Here are three key thoughts:

 

1. Mobile health and telemedicine technologies drive the market. Companies are constantly devising new apps and partnering with physician groups to prescribe apps to their patients as a supplement to their treatment plan. Physicians at the top of their game understand the benefits mobile technologies provide patients.

 

Healthline found popular apps physicians prescribed to patients include food logs and calorie counters, fitness trackers, heart rate monitors, blood sugar monitors and medication reminders. Of the respondents prescribed mobile apps, 90 percent said their experience was the same or better than a physician's office consultation.

 

2. Data analytics can help assess patient populations. "Healthcare organizations are increasingly turning to data analytics technologies to help them better understand their patient populations and drive improved outcomes while reducing costs," Mr.
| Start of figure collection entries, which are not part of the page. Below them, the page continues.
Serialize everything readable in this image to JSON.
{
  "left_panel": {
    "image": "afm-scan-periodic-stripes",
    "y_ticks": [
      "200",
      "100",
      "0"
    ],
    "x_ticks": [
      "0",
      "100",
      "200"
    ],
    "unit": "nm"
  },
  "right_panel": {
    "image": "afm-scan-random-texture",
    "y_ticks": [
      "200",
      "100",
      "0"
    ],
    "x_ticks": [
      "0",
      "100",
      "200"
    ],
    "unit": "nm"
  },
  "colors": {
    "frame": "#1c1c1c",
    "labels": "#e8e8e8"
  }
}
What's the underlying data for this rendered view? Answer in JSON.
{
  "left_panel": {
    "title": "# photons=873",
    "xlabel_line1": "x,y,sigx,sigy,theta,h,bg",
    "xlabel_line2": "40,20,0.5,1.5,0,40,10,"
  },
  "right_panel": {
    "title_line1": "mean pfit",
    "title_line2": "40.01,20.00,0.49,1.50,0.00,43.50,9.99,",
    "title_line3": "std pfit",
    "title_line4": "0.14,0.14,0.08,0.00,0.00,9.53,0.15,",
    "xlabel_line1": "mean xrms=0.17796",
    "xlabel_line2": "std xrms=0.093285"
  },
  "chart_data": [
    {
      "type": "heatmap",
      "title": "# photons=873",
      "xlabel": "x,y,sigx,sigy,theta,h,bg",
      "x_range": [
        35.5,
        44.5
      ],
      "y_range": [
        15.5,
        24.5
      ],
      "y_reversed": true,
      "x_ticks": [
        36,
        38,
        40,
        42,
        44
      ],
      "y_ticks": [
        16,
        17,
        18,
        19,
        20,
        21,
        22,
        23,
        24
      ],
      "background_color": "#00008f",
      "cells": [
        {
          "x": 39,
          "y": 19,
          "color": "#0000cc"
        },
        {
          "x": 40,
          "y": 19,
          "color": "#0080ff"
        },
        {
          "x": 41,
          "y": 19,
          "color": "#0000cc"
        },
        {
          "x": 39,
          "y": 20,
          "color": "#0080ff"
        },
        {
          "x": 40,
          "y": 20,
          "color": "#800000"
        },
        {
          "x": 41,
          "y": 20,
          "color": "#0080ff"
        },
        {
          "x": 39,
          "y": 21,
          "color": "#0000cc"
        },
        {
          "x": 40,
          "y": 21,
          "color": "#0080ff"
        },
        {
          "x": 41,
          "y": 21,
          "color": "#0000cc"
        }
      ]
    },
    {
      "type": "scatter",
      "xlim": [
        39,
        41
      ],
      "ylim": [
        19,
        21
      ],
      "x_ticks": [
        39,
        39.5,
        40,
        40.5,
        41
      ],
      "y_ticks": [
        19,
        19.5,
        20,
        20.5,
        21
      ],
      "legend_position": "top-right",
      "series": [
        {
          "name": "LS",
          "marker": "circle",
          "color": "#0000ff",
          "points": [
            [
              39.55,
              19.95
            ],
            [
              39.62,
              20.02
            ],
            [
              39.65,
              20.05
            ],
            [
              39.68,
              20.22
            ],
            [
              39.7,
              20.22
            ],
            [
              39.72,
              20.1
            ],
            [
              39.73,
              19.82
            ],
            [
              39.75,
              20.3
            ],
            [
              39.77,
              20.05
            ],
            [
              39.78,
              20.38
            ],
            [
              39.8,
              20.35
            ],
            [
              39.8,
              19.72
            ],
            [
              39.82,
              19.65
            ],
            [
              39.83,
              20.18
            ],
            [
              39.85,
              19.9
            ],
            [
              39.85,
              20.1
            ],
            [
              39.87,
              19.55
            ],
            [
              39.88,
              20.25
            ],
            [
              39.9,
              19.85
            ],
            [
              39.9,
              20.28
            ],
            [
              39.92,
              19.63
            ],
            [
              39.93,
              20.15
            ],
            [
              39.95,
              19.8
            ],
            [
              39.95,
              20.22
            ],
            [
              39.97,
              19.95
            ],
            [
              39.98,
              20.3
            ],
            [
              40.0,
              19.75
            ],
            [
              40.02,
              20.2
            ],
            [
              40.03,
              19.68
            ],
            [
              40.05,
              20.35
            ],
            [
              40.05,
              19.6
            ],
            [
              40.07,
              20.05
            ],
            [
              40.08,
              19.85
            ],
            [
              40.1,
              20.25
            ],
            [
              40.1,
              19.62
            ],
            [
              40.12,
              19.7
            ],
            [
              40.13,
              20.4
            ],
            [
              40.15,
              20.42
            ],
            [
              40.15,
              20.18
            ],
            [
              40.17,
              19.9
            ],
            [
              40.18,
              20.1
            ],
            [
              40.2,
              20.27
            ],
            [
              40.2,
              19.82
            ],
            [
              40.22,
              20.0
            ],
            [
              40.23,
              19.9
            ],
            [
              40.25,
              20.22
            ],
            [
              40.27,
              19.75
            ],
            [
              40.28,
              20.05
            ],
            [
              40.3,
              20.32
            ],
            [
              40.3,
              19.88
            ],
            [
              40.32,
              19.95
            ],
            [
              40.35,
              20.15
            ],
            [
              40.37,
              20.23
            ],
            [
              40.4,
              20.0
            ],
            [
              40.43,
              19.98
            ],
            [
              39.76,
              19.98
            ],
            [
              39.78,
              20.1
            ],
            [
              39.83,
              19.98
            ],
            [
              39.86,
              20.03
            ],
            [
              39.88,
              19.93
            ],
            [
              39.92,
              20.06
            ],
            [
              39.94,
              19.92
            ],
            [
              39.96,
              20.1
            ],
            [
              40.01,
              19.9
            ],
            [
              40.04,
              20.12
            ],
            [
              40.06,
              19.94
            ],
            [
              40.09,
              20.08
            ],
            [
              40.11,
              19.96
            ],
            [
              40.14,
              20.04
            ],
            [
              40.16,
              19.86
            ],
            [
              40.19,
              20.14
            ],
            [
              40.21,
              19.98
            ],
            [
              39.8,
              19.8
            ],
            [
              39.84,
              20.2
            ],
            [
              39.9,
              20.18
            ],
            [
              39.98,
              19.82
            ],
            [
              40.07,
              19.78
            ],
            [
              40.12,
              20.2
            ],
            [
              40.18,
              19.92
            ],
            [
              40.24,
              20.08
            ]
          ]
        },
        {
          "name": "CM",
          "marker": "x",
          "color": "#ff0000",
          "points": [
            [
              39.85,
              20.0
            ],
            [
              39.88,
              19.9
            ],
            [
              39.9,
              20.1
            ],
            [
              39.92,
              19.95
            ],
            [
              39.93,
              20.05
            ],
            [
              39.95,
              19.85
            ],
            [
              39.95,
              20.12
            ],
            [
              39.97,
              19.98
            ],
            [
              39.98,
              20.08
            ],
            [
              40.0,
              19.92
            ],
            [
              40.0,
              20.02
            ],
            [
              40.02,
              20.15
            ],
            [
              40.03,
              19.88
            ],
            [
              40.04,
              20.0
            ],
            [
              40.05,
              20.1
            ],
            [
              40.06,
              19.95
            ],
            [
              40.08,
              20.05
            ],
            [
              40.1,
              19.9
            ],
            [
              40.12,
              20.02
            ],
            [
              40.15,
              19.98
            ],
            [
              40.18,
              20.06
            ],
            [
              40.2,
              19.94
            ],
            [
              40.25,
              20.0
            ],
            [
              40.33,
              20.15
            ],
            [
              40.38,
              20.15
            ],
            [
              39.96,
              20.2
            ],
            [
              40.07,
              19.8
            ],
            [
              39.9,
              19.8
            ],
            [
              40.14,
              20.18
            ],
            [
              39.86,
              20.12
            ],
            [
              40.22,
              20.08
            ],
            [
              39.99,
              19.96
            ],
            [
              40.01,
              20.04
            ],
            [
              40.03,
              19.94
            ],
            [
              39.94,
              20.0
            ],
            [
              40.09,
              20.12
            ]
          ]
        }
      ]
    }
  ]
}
Gordon says. "Moving forward, an increased focus will be placed on unstructured content."

 

Data analysis enables providers to manage the combination of structured and unstructured data, and will allow providers to use predictive analysis on a large scale.

 


3. Population health management should be incentivized. With the aging population, providers can use data to identify high risk patients who may suffer poor outcomes. Data allows providers to assign patients to a risk pool based on a patient's family history, medical history and, in some cases, socioenvironmental factors. In combination with mobile health, providers can understand a patient's history/behaviors and covert this information into meaningful data.

 

"Every patient should be assigned to a risk pool or cohort," explains Mr. Gordon. "Doctors will be much better at their jobs if they have access to the complete range of data they need — data that is accessible at the point of care; data that is accurate; and data that is actionable."